Why Are Night-Feeds Still Only A Women’s Business?

The attacks on Molly-Mae are further proof that society still considers a baby's sleep and feeding arrangements to be a mother's problem.

Molly-Mae feeding

by Rhiannon Evans |
Published on

Molly-Mae Hague has landed herself in hot water with some of her followers after revealing she's attempting to stop night-feeds with her daughter Bambi, who is 10 weeks old.

Wading into issues around sleep and feeding was always going to be controversial, and the comments didn't hold back.

While loads of Molly's fans sent her their love, others criticised her stance and said her words could make other mums feel under pressure when it came to both night feeds and breastfeeding.

In the video, Molly revealed she had stopped breastfeeding around six weeks and that Bambi had a bottle around 11pm and they were trying not to feed her until 7am. Regardless of what you think of that, why on social media or in headlines, is there no mention of Molly's partner and the baby's father, Tommy Fury?

Speaking on her vlog, Molly opened up about her personal experience, saying: 'Seven is her bedtime when she has her bottle and then she has another one at 11 and after 11pm is when we try and get our night's sleep. 'At the minute [it] is going a lot better - we're definitely getting more sleep. I say more sleep, I'm definitely getting four hours. Sometimes four or five a night.

'She's going from 11PM to 7AM with no milk, no feed but she's waking up all night and being like "Hello I want some milk" and I'm like "No you're not having it now". Because around this time is when they drop feeding in the night. Well it's different for every baby but with her we're trying to encourage that.'

The NHS websitecites three to six months for cutting down night feeds and recommends cutting night feeds altogether from six to 12months.

Twitter and YouTube commenters took aim at Molly-Mae on a variety of issues. But where is Tommy in all this?

The attacks on Molly-Mae, not matter how fair or not you may believe them to be, are further proof of the fact society still considers a baby's sleep and feeding arrangements to be a mother's problem.

Presumably Molly-Mae talked this through with Tommy, Bambi's father? Presumably he's around some of those nights? Presumably he has a working voicebox through which they might've discussed the way they're going to bring up their daughter and night-wean or sleep train her?

In the video itself, Molly-Mae says 'we're' getting more sleep, it's not just about her nights. There's always a role for a supportive father in the night - but especially if the baby is bottle-fed, or the parents have decided they want to comfort the baby in an alternative way to feeding.

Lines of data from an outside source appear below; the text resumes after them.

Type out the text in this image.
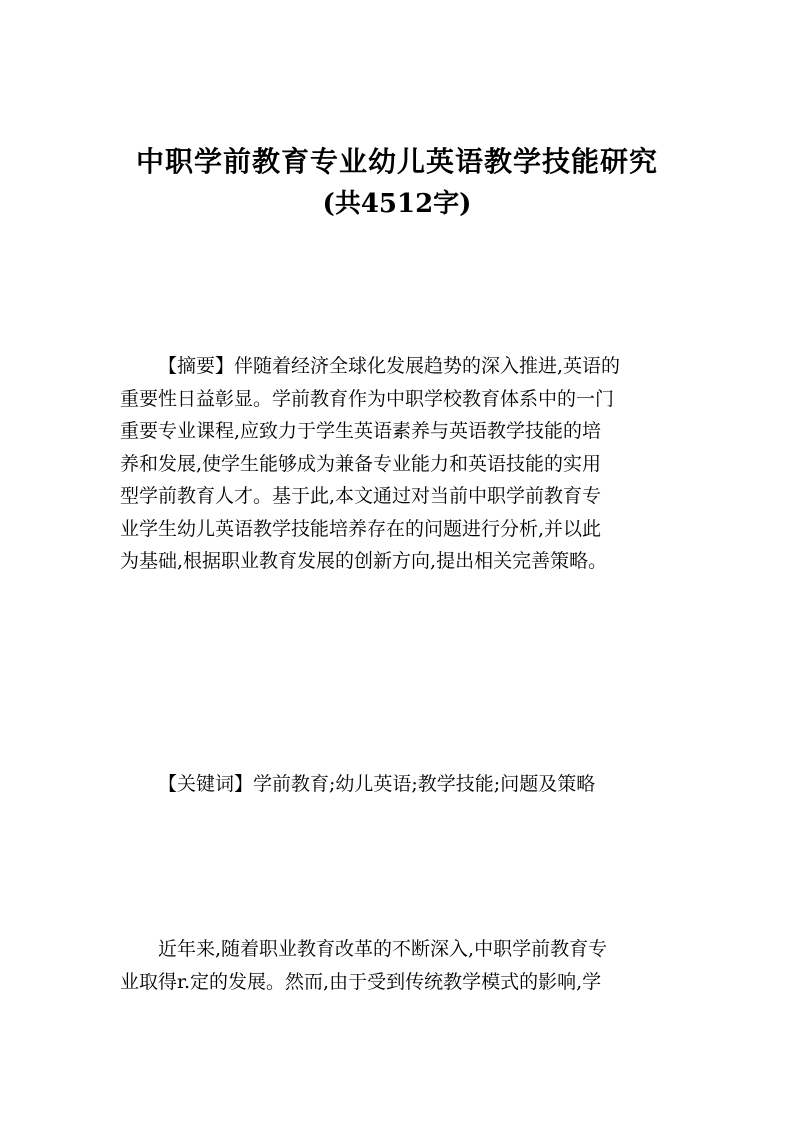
中职学前教育专业幼儿英语教学技能研究

(共4512字)

【摘要】伴随着经济全球化发展趋势的深入推进,英语的
重要性日益彰显。学前教育作为中职学校教育体系中的一门
重要专业课程,应致力于学生英语素养与英语教学技能的培
养和发展,使学生能够成为兼备专业能力和英语技能的实用
型学前教育人才。基于此,本文通过对当前中职学前教育专
业学生幼儿英语教学技能培养存在的问题进行分析,并以此
为基础,根据职业教育发展的创新方向,提出相关完善策略。
【关键词】学前教育;幼儿英语;教学技能;问题及策略
近年来,随着职业教育改革的不断深入,中职学前教育专
业取得r.定的发展。然而,由于受到传统教学模式的影响,学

Whether it's breast versus bottle, sleep training versus co-sleeping, vaginal versus c-section births, these debates rage on and are whipped up continually to absorb women only. And it starts with out language around parenting. If we are ever to see parity of any kind between the sexes, it will be when childcare is a unisex issue.

If you're that incensed, you could at least start with tagging both parents in your criticism.